Como limitación de esta revisión, debe señalarse que la búsqueda bibliográfica se realizó principalmente en publicaciones en español e inglés y que algunos estudios presentaban diferencias metodológicas. No obstante, existe un amplio consenso entre las guías clínicas y revisiones sistemáticas sobre la eficacia de la terapia compresiva y de los cuidados enfermeros en el manejo de las úlceras venosas.
CONCLUSIÓN
Las úlceras venosas constituyen un importante problema de salud por su elevada frecuencia, su carácter crónico y el impacto que producen sobre la calidad de vida de quienes las padecen.
La evidencia científica demuestra que el tratamiento integral basado en una adecuada valoración clínica, el tratamiento local de la herida, el control del exudado y la terapia compresiva favorece la cicatrización y reduce significativamente el riesgo de recurrencias.
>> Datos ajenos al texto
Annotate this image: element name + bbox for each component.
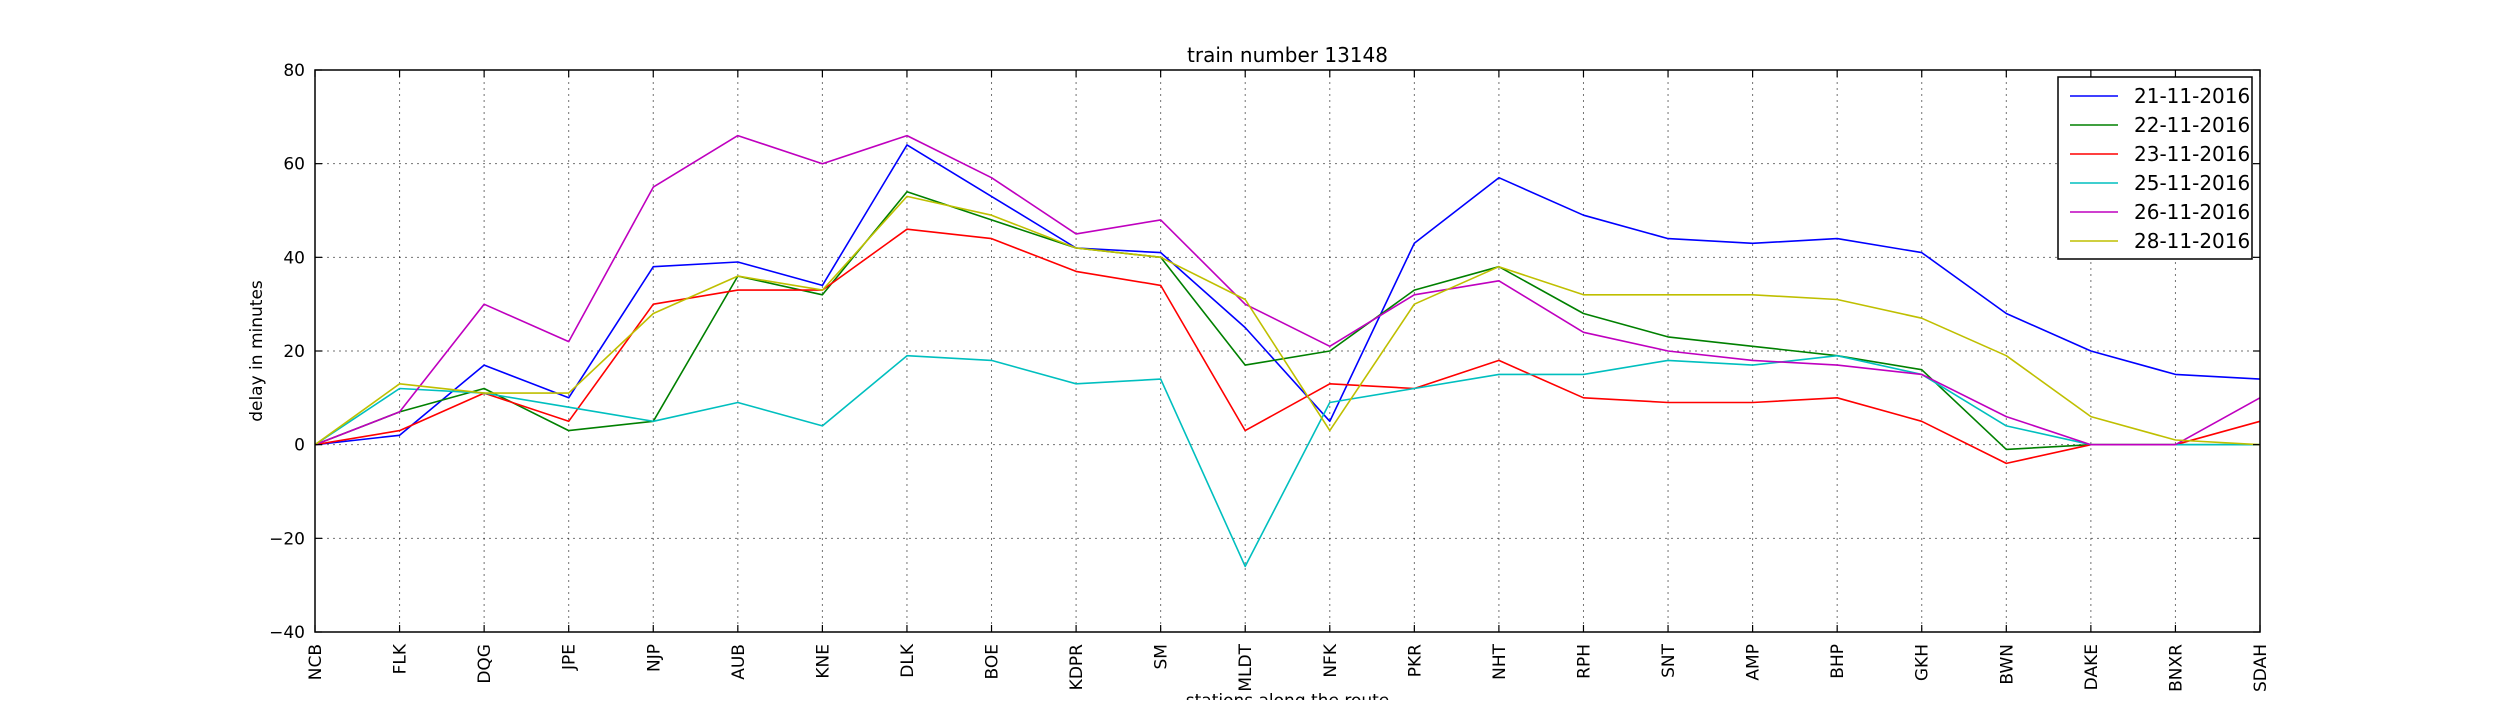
- legend-label-28-11-2016: 28-11-2016: [2134, 229, 2250, 253]
- x-tick-label: DQG: [475, 644, 495, 684]
- x-tick-label: PKR: [1405, 644, 1425, 677]
- y-tick-label: −40: [269, 623, 305, 643]
- x-tick-label: DAKE: [2082, 644, 2102, 690]
- series-line-25-11-2016: [314, 354, 2260, 568]
- x-tick-label: MLDT: [1236, 643, 1256, 691]
- series-line-23-11-2016: [314, 228, 2261, 465]
- y-tick-label: 40: [283, 248, 305, 268]
- x-tick-label: AMP: [1744, 644, 1764, 681]
- y-tick-label: 20: [283, 342, 305, 362]
- grid: [315, 70, 2260, 632]
- x-tick-label: NJP: [644, 644, 664, 672]
- x-tick-label: NCB: [306, 644, 326, 680]
- x-tick-label: KDPR: [1067, 644, 1087, 690]
- x-axis-label: stations along the route: [1186, 691, 1390, 700]
- series-line-26-11-2016: [314, 134, 2261, 446]
- x-tick-label: RPH: [1574, 644, 1594, 679]
- x-tick-label: JPE: [560, 644, 580, 671]
- x-tick-label: DLK: [898, 643, 918, 678]
- series-lines: [314, 134, 2261, 568]
- y-tick-label: −20: [269, 529, 305, 549]
- x-tick-label: FLK: [391, 643, 411, 674]
- legend-label-23-11-2016: 23-11-2016: [2134, 142, 2250, 166]
- legend-entries: 21-11-2016 22-11-2016 23-11-2016 25-11-2016…: [2070, 84, 2250, 253]
- x-tick-label: BHP: [1828, 644, 1848, 679]
- legend-label-26-11-2016: 26-11-2016: [2134, 200, 2250, 224]
- x-tick-label: SNT: [1659, 643, 1679, 678]
- series-line-21-11-2016: [314, 144, 2261, 446]
- y-tick-label: 60: [283, 155, 305, 175]
- x-tick-label: NHT: [1490, 643, 1510, 680]
- x-tick-label: BWN: [1997, 644, 2017, 685]
- x-tick-label: NFK: [1321, 643, 1341, 677]
- y-axis-label: delay in minutes: [247, 280, 267, 422]
- x-tick-label: KNE: [813, 644, 833, 679]
- y-tick-label: 80: [283, 61, 305, 81]
- legend: 21-11-2016 22-11-2016 23-11-2016 25-11-2016…: [2057, 76, 2253, 260]
- legend-label-22-11-2016: 22-11-2016: [2134, 113, 2250, 137]
- x-tick-label: BNXR: [2166, 644, 2186, 692]
- legend-label-25-11-2016: 25-11-2016: [2134, 171, 2250, 195]
- y-axis-ticks: 80 60 40 20 0 −20 −40: [269, 61, 2260, 643]
- legend-box: [2057, 76, 2253, 260]
- y-tick-label: 0: [294, 436, 305, 456]
- legend-label-21-11-2016: 21-11-2016: [2134, 84, 2250, 108]
- x-tick-label: SDAH: [2251, 644, 2271, 692]
- x-tick-label: AUB: [729, 644, 749, 680]
- chart-title: train number 13148: [1187, 43, 1388, 67]
- series-line-28-11-2016: [314, 195, 2261, 446]
- series-line-22-11-2016: [314, 191, 2260, 451]
- x-tick-label: BOE: [983, 644, 1003, 680]
- x-axis-ticks: NCB FLK DQG JPE NJP AUB KNE DLK BOE KDPR SM MLDT NFK…: [306, 70, 2271, 692]
- x-tick-label: SM: [1152, 644, 1172, 669]
- x-tick-label: GKH: [1913, 644, 1933, 681]
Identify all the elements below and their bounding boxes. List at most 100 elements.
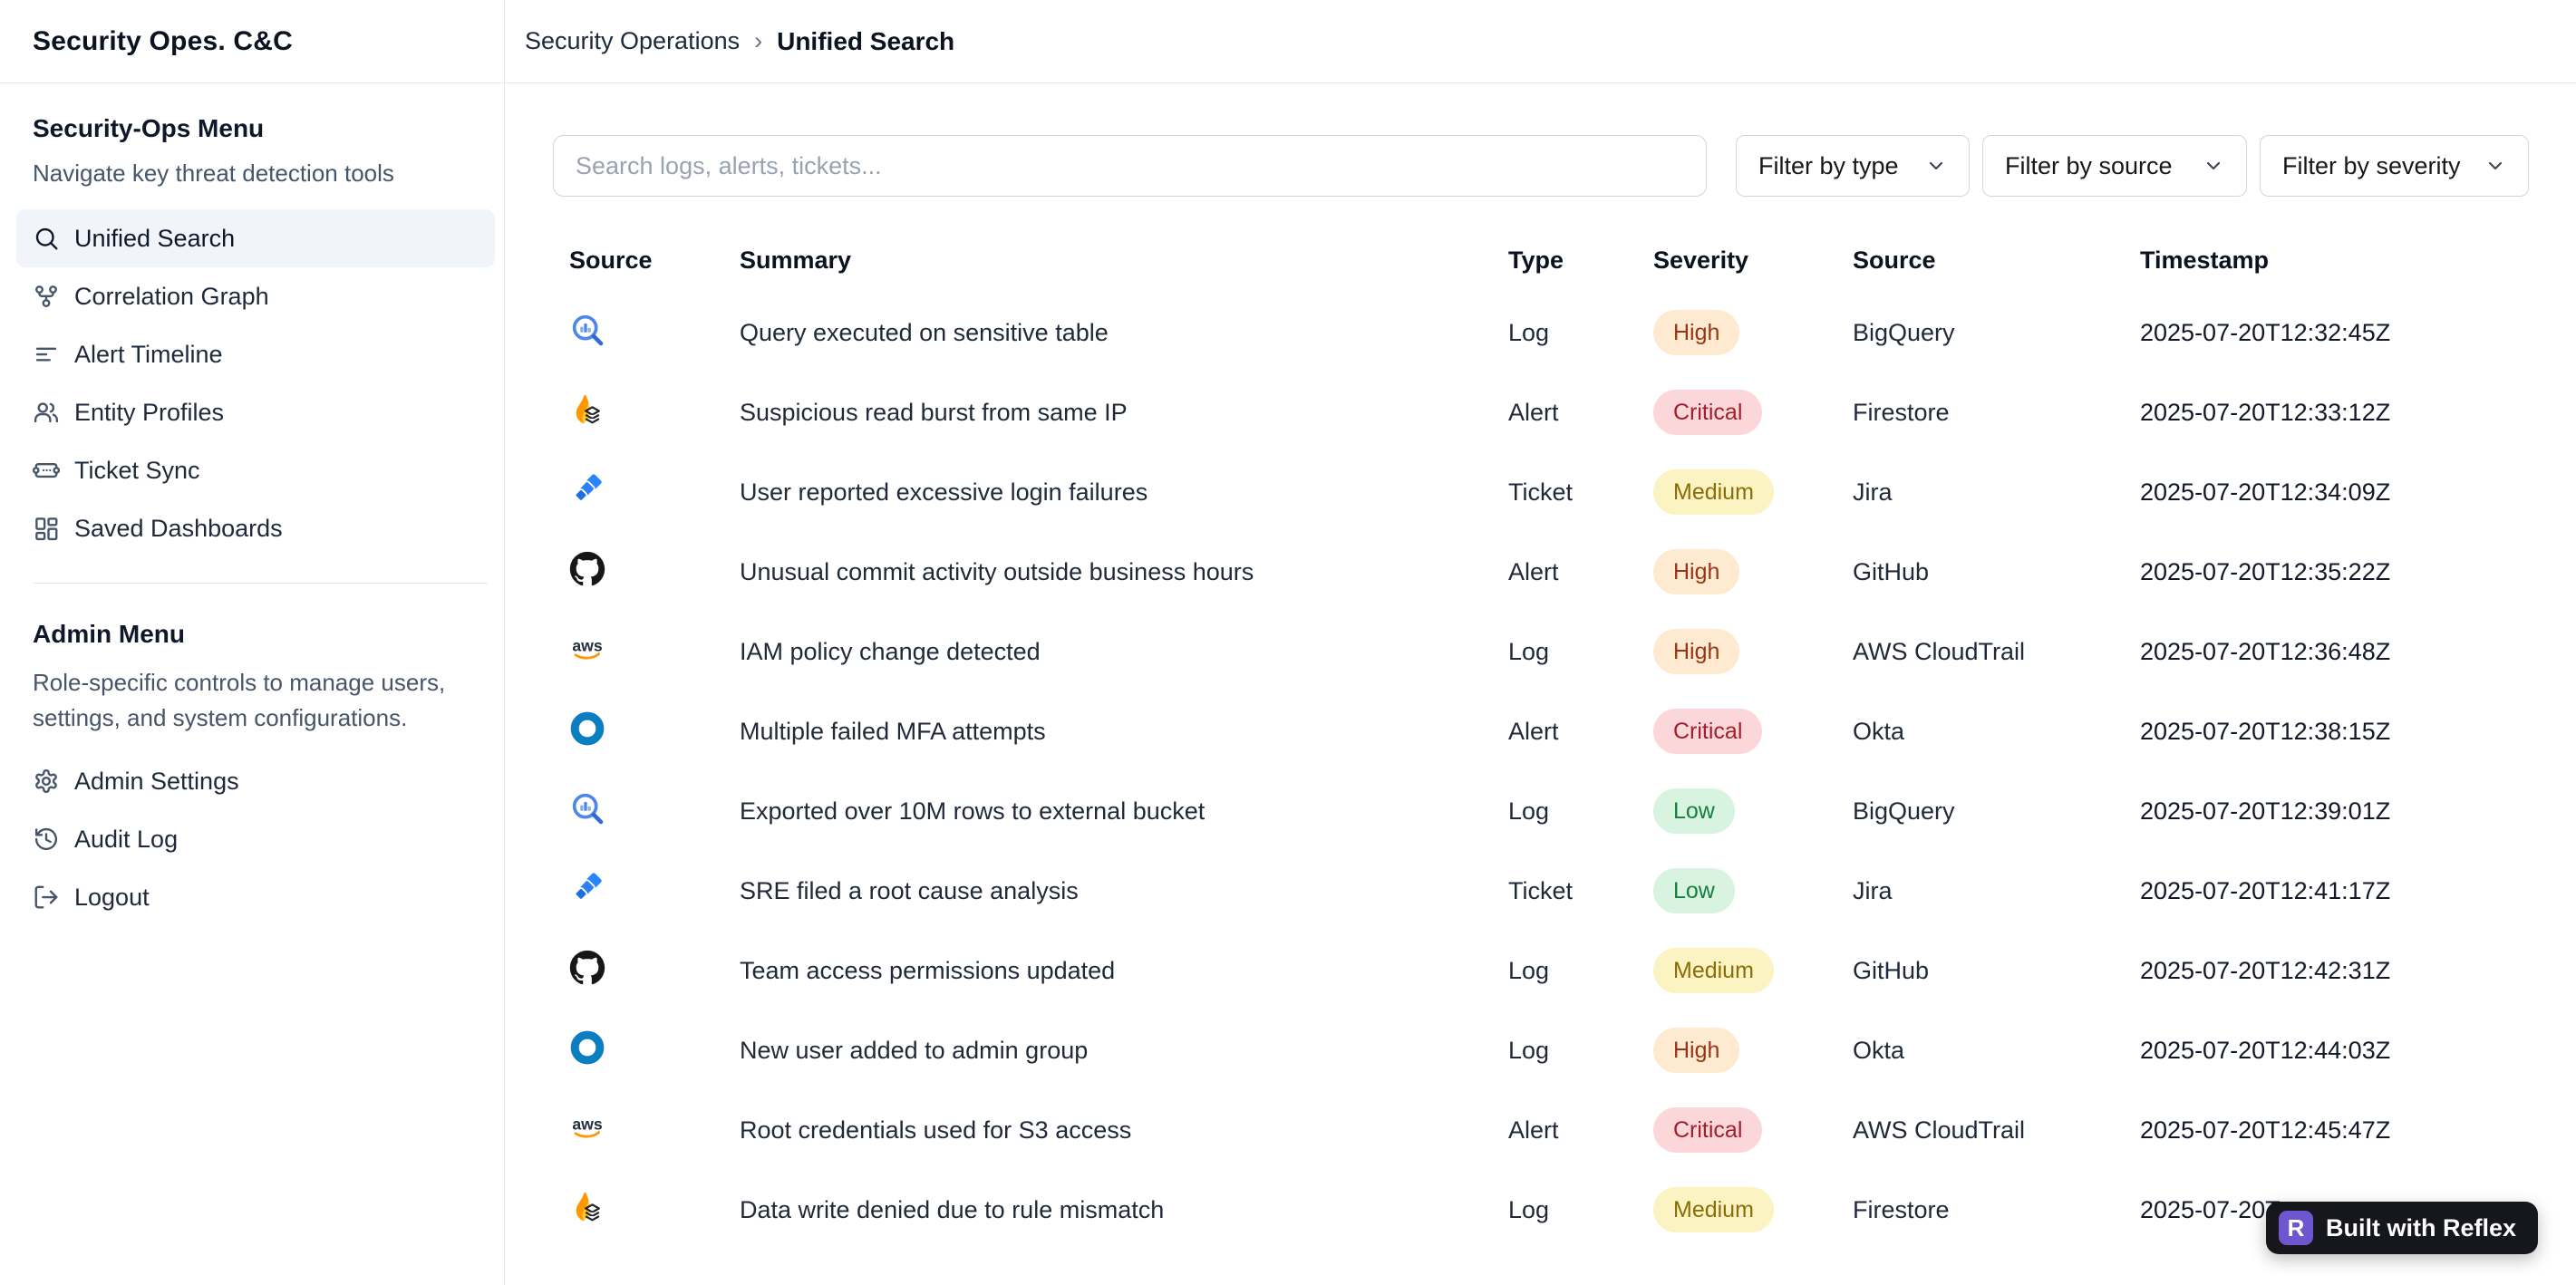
- row-severity-cell: High: [1653, 629, 1853, 674]
- chevron-down-icon: [2484, 155, 2506, 177]
- filter-by-severity-select[interactable]: Filter by severity: [2260, 135, 2529, 197]
- sidebar-item-audit-log[interactable]: Audit Log: [16, 810, 495, 868]
- row-type: Alert: [1508, 557, 1559, 585]
- sidebar-item-label: Audit Log: [74, 825, 179, 853]
- filter-by-source-select[interactable]: Filter by source: [1982, 135, 2247, 197]
- row-source-icon-cell: [569, 790, 740, 833]
- severity-badge: Critical: [1653, 1107, 1763, 1153]
- row-summary: Data write denied due to rule mismatch: [740, 1195, 1165, 1223]
- row-source: BigQuery: [1853, 318, 1955, 346]
- severity-badge: Critical: [1653, 390, 1763, 435]
- firestore-icon: [569, 1189, 605, 1225]
- sidebar: Security Opes. C&C Security-Ops Menu Nav…: [0, 0, 505, 1285]
- row-timestamp: 2025-07-20T12:41:17Z: [2140, 876, 2391, 904]
- sidebar-item-alert-timeline[interactable]: Alert Timeline: [16, 325, 495, 383]
- sidebar-item-saved-dashboards[interactable]: Saved Dashboards: [16, 499, 495, 557]
- row-source: Jira: [1853, 876, 1893, 904]
- row-timestamp: 2025-07-20T: [2140, 1195, 2281, 1223]
- sidebar-item-correlation-graph[interactable]: Correlation Graph: [16, 267, 495, 325]
- row-type: Log: [1508, 1036, 1550, 1064]
- table-row: Multiple failed MFA attempts Alert Critica…: [553, 691, 2529, 771]
- sidebar-menu-header: Security-Ops Menu: [33, 114, 265, 142]
- sidebar-item-label: Ticket Sync: [74, 456, 200, 484]
- severity-badge: High: [1653, 549, 1740, 594]
- sidebar-body: Security-Ops Menu Navigate key threat de…: [0, 83, 504, 926]
- logout-icon: [33, 884, 60, 911]
- github-icon: [569, 950, 605, 986]
- row-timestamp: 2025-07-20T12:34:09Z: [2140, 478, 2391, 506]
- column-header-timestamp: Timestamp: [2140, 246, 2270, 274]
- row-timestamp: 2025-07-20T12:33:12Z: [2140, 398, 2391, 426]
- severity-badge: Critical: [1653, 709, 1763, 754]
- filter-by-type-label: Filter by type: [1758, 151, 1899, 179]
- okta-icon: [569, 710, 605, 747]
- row-summary: Team access permissions updated: [740, 956, 1116, 984]
- bigquery-icon: [569, 790, 605, 826]
- users-icon: [33, 399, 60, 426]
- row-type: Alert: [1508, 1116, 1559, 1144]
- row-source-icon-cell: aws: [569, 1109, 740, 1152]
- row-severity-cell: Medium: [1653, 1187, 1853, 1232]
- sidebar-item-label: Logout: [74, 883, 150, 911]
- row-severity-cell: High: [1653, 549, 1853, 594]
- table-row: Data write denied due to rule mismatch Lo…: [553, 1170, 2529, 1250]
- row-source-icon-cell: [569, 471, 740, 514]
- row-summary: IAM policy change detected: [740, 637, 1041, 665]
- row-source: BigQuery: [1853, 797, 1955, 825]
- row-summary: User reported excessive login failures: [740, 478, 1148, 506]
- table-row: Exported over 10M rows to external bucke…: [553, 771, 2529, 851]
- sidebar-divider: [33, 583, 488, 584]
- sidebar-item-label: Entity Profiles: [74, 398, 225, 426]
- aws-icon: aws: [569, 631, 605, 667]
- sidebar-item-label: Correlation Graph: [74, 282, 269, 310]
- row-severity-cell: High: [1653, 1028, 1853, 1073]
- row-timestamp: 2025-07-20T12:38:15Z: [2140, 717, 2391, 745]
- filter-by-type-select[interactable]: Filter by type: [1736, 135, 1970, 197]
- column-header-severity: Severity: [1653, 246, 1749, 274]
- firestore-icon: [569, 391, 605, 428]
- sidebar-item-admin-settings[interactable]: Admin Settings: [16, 752, 495, 810]
- severity-badge: Medium: [1653, 1187, 1774, 1232]
- app-title: Security Opes. C&C: [0, 0, 504, 83]
- sidebar-item-entity-profiles[interactable]: Entity Profiles: [16, 383, 495, 441]
- chevron-down-icon: [1925, 155, 1947, 177]
- filter-by-source-label: Filter by source: [2005, 151, 2173, 179]
- main-area: Security Operations › Unified Search Fil…: [505, 0, 2576, 1285]
- row-source-icon-cell: [569, 312, 740, 354]
- toolbar: Filter by type Filter by source Filter b…: [553, 135, 2529, 197]
- row-source: Firestore: [1853, 398, 1950, 426]
- content: Filter by type Filter by source Filter b…: [505, 83, 2576, 1250]
- severity-badge: High: [1653, 310, 1740, 355]
- sidebar-item-label: Alert Timeline: [74, 340, 223, 368]
- row-severity-cell: Medium: [1653, 948, 1853, 993]
- breadcrumb-separator-icon: ›: [754, 27, 763, 54]
- sidebar-item-unified-search[interactable]: Unified Search: [16, 209, 495, 267]
- row-source: Okta: [1853, 717, 1905, 745]
- row-timestamp: 2025-07-20T12:42:31Z: [2140, 956, 2391, 984]
- row-source-icon-cell: [569, 551, 740, 594]
- row-source: Firestore: [1853, 1195, 1950, 1223]
- chevron-down-icon: [2203, 155, 2224, 177]
- sidebar-item-ticket-sync[interactable]: Ticket Sync: [16, 441, 495, 499]
- row-summary: Query executed on sensitive table: [740, 318, 1109, 346]
- row-summary: Unusual commit activity outside business…: [740, 557, 1254, 585]
- severity-badge: High: [1653, 1028, 1740, 1073]
- sidebar-item-logout[interactable]: Logout: [16, 868, 495, 926]
- built-with-reflex-badge[interactable]: R Built with Reflex: [2265, 1202, 2538, 1254]
- row-severity-cell: Critical: [1653, 390, 1853, 435]
- filter-by-severity-label: Filter by severity: [2282, 151, 2461, 179]
- results-table: Source Summary Type Severity Source Time…: [553, 227, 2529, 1250]
- sidebar-menu-subtitle: Navigate key threat detection tools: [33, 159, 394, 187]
- table-row: SRE filed a root cause analysis Ticket Low…: [553, 851, 2529, 931]
- table-row: User reported excessive login failures Ti…: [553, 452, 2529, 532]
- row-severity-cell: Medium: [1653, 469, 1853, 515]
- ticket-icon: [33, 457, 60, 484]
- row-source: Jira: [1853, 478, 1893, 506]
- sidebar-item-label: Saved Dashboards: [74, 514, 283, 542]
- row-timestamp: 2025-07-20T12:32:45Z: [2140, 318, 2391, 346]
- search-input[interactable]: [553, 135, 1707, 197]
- breadcrumb-section[interactable]: Security Operations: [525, 27, 741, 54]
- sidebar-main-nav: Unified Search Correlation Graph Alert Tim…: [16, 209, 495, 557]
- reflex-badge-label: Built with Reflex: [2325, 1213, 2516, 1242]
- row-source: GitHub: [1853, 557, 1930, 585]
El vendaje multicapa continúa siendo la estrategia terapéutica de elección en pacientes con insuficiencia venosa, siempre que previamente se haya descartado enfermedad arterial mediante una adecuada valoración vascular.
La enfermería desempeña un papel fundamental en todas las fases del proceso asistencial, desde la valoración inicial hasta el seguimiento tras la cicatrización, promoviendo cuidados individualizados y educación sanitaria que mejoran la adherencia al tratamiento y la prevención de nuevas lesiones.
Por todo ello, resulta imprescindible continuar fomentando la formación de los profesionales sanitarios y la aplicación de protocolos basados en la evidencia científica para optimizar el manejo de las úlceras venosas y mejorar la calidad de la atención en Atención Primaria.